The announcement was made but the deal wasn't done yesterday when KIRO-TV said its 10 p.m. news would have a home, starting Monday, on KCPQ-TV.

Somebody hit the pause button and, as of this morning, there was no deal and no solution in sight.

"We were literally minutes away from signing the contract," said KIRO-TV vice president and general manager John Woodin, who had issued a press release yesterday morning confirming a pact that wasn't. In the afternoon, the impasse was announced. Woodin called it "a deep philosophical issue."

CBS moves from KSTW-TV to KIRO on Monday, and prime-time network programming will squeeze out KIRO's 10 p.m. news hour. So the station had sought another outlet for the newscast.

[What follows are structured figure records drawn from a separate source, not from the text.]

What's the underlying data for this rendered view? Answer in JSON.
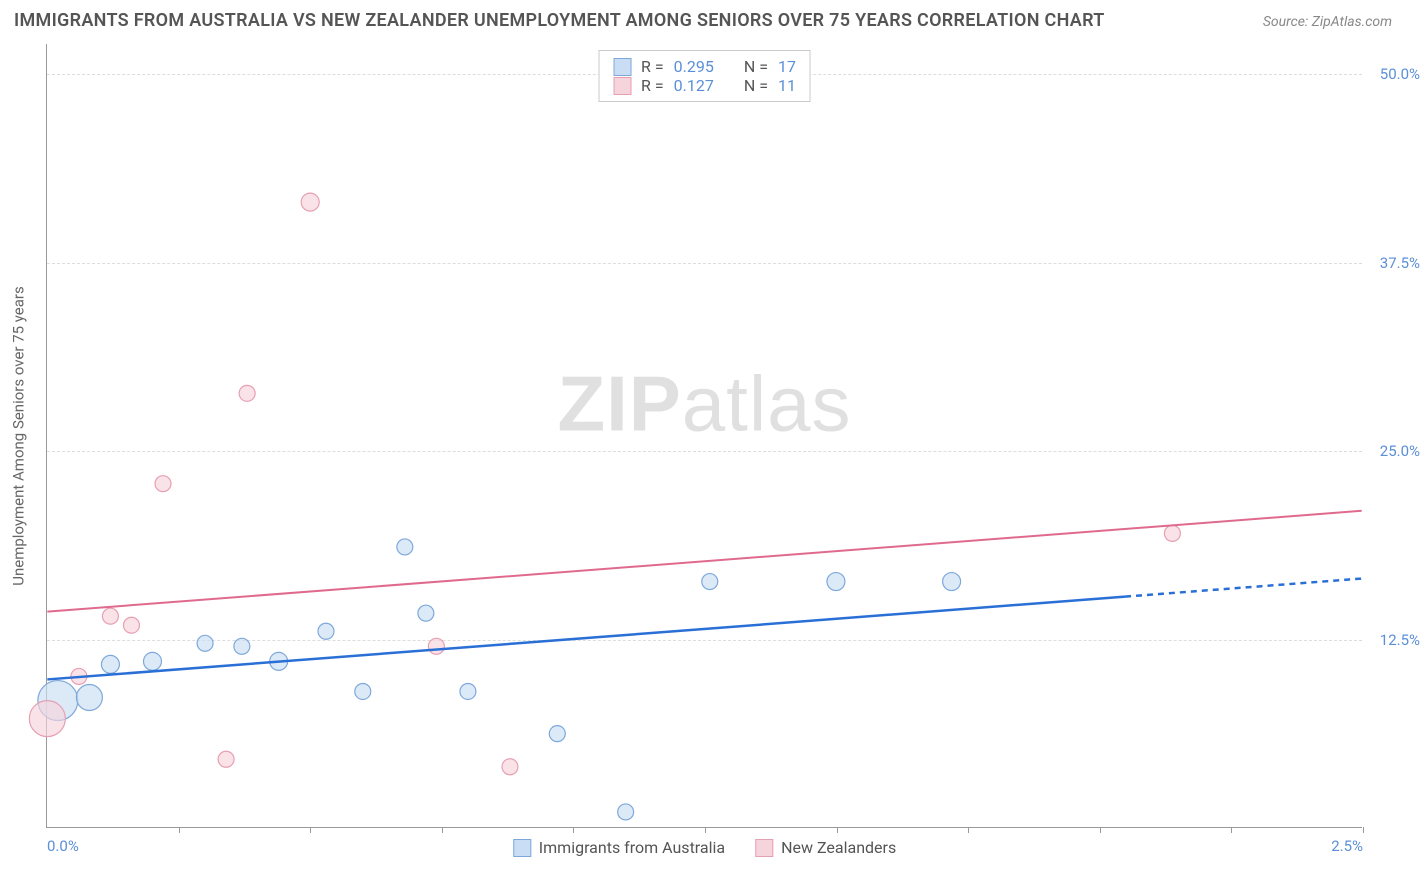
{
  "title": "IMMIGRANTS FROM AUSTRALIA VS NEW ZEALANDER UNEMPLOYMENT AMONG SENIORS OVER 75 YEARS CORRELATION CHART",
  "source": "Source: ZipAtlas.com",
  "y_axis_label": "Unemployment Among Seniors over 75 years",
  "watermark_bold": "ZIP",
  "watermark_light": "atlas",
  "chart": {
    "type": "scatter",
    "background_color": "#ffffff",
    "grid_color": "#dddddd",
    "axis_color": "#999999",
    "tick_label_color": "#5b8fd6",
    "xlim": [
      0.0,
      2.5
    ],
    "ylim": [
      0.0,
      52.0
    ],
    "y_ticks": [
      {
        "val": 12.5,
        "label": "12.5%"
      },
      {
        "val": 25.0,
        "label": "25.0%"
      },
      {
        "val": 37.5,
        "label": "37.5%"
      },
      {
        "val": 50.0,
        "label": "50.0%"
      }
    ],
    "x_ticks_minor": [
      0.25,
      0.5,
      0.75,
      1.0,
      1.25,
      1.5,
      1.75,
      2.0,
      2.25,
      2.5
    ],
    "x_tick_labels": [
      {
        "val": 0.0,
        "label": "0.0%"
      },
      {
        "val": 2.5,
        "label": "2.5%"
      }
    ],
    "series": [
      {
        "name": "Immigrants from Australia",
        "fill": "#c9def4",
        "stroke": "#7ea8da",
        "line_color": "#2a6fd6",
        "line_width": 2.5,
        "R": "0.295",
        "N": "17",
        "points": [
          {
            "x": 0.02,
            "y": 8.4,
            "r": 20
          },
          {
            "x": 0.08,
            "y": 8.6,
            "r": 13
          },
          {
            "x": 0.12,
            "y": 10.8,
            "r": 9
          },
          {
            "x": 0.2,
            "y": 11.0,
            "r": 9
          },
          {
            "x": 0.3,
            "y": 12.2,
            "r": 8
          },
          {
            "x": 0.37,
            "y": 12.0,
            "r": 8
          },
          {
            "x": 0.53,
            "y": 13.0,
            "r": 8
          },
          {
            "x": 0.44,
            "y": 11.0,
            "r": 9
          },
          {
            "x": 0.6,
            "y": 9.0,
            "r": 8
          },
          {
            "x": 0.68,
            "y": 18.6,
            "r": 8
          },
          {
            "x": 0.72,
            "y": 14.2,
            "r": 8
          },
          {
            "x": 0.8,
            "y": 9.0,
            "r": 8
          },
          {
            "x": 0.97,
            "y": 6.2,
            "r": 8
          },
          {
            "x": 1.1,
            "y": 1.0,
            "r": 8
          },
          {
            "x": 1.26,
            "y": 16.3,
            "r": 8
          },
          {
            "x": 1.5,
            "y": 16.3,
            "r": 9
          },
          {
            "x": 1.72,
            "y": 16.3,
            "r": 9
          }
        ],
        "trend": {
          "x1": 0.0,
          "y1": 9.8,
          "x2": 2.05,
          "y2": 15.3,
          "x2_ext": 2.5,
          "y2_ext": 16.5
        }
      },
      {
        "name": "New Zealanders",
        "fill": "#f6d4dc",
        "stroke": "#e79fb2",
        "line_color": "#e06a8d",
        "line_width": 2.0,
        "R": "0.127",
        "N": "11",
        "points": [
          {
            "x": 0.0,
            "y": 7.2,
            "r": 18
          },
          {
            "x": 0.06,
            "y": 10.0,
            "r": 8
          },
          {
            "x": 0.12,
            "y": 14.0,
            "r": 8
          },
          {
            "x": 0.16,
            "y": 13.4,
            "r": 8
          },
          {
            "x": 0.22,
            "y": 22.8,
            "r": 8
          },
          {
            "x": 0.34,
            "y": 4.5,
            "r": 8
          },
          {
            "x": 0.38,
            "y": 28.8,
            "r": 8
          },
          {
            "x": 0.5,
            "y": 41.5,
            "r": 9
          },
          {
            "x": 0.74,
            "y": 12.0,
            "r": 8
          },
          {
            "x": 0.88,
            "y": 4.0,
            "r": 8
          },
          {
            "x": 2.14,
            "y": 19.5,
            "r": 8
          }
        ],
        "trend": {
          "x1": 0.0,
          "y1": 14.3,
          "x2": 2.5,
          "y2": 21.0
        }
      }
    ]
  },
  "legend_top_label_R": "R =",
  "legend_top_label_N": "N ="
}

KCPQ's Fox programming would provide a strong lead-in to the news.

Neither Woodin nor KCPQ general manager Roger Ottenbach would elaborate about sticking points. "Our door is still open, without a question," Ottenbach said. "The ball's kind of in their court."

Possible issues are numerous. The three-year length of the deal, as announced by KIRO, would preclude KCPQ from launching its own news anytime soon.

KCPQ might wish KIRO to tailor the newscast to the youth-skewing Fox audience. Or it might simply be a dispute over who would sell advertising.

KIRO's news would give KCPQ an inexpensive entree into the lucrative local-news business. KCPQ is under pressure from Fox to launch a 10 o'clock newscast, which it had planned to do within a year or so.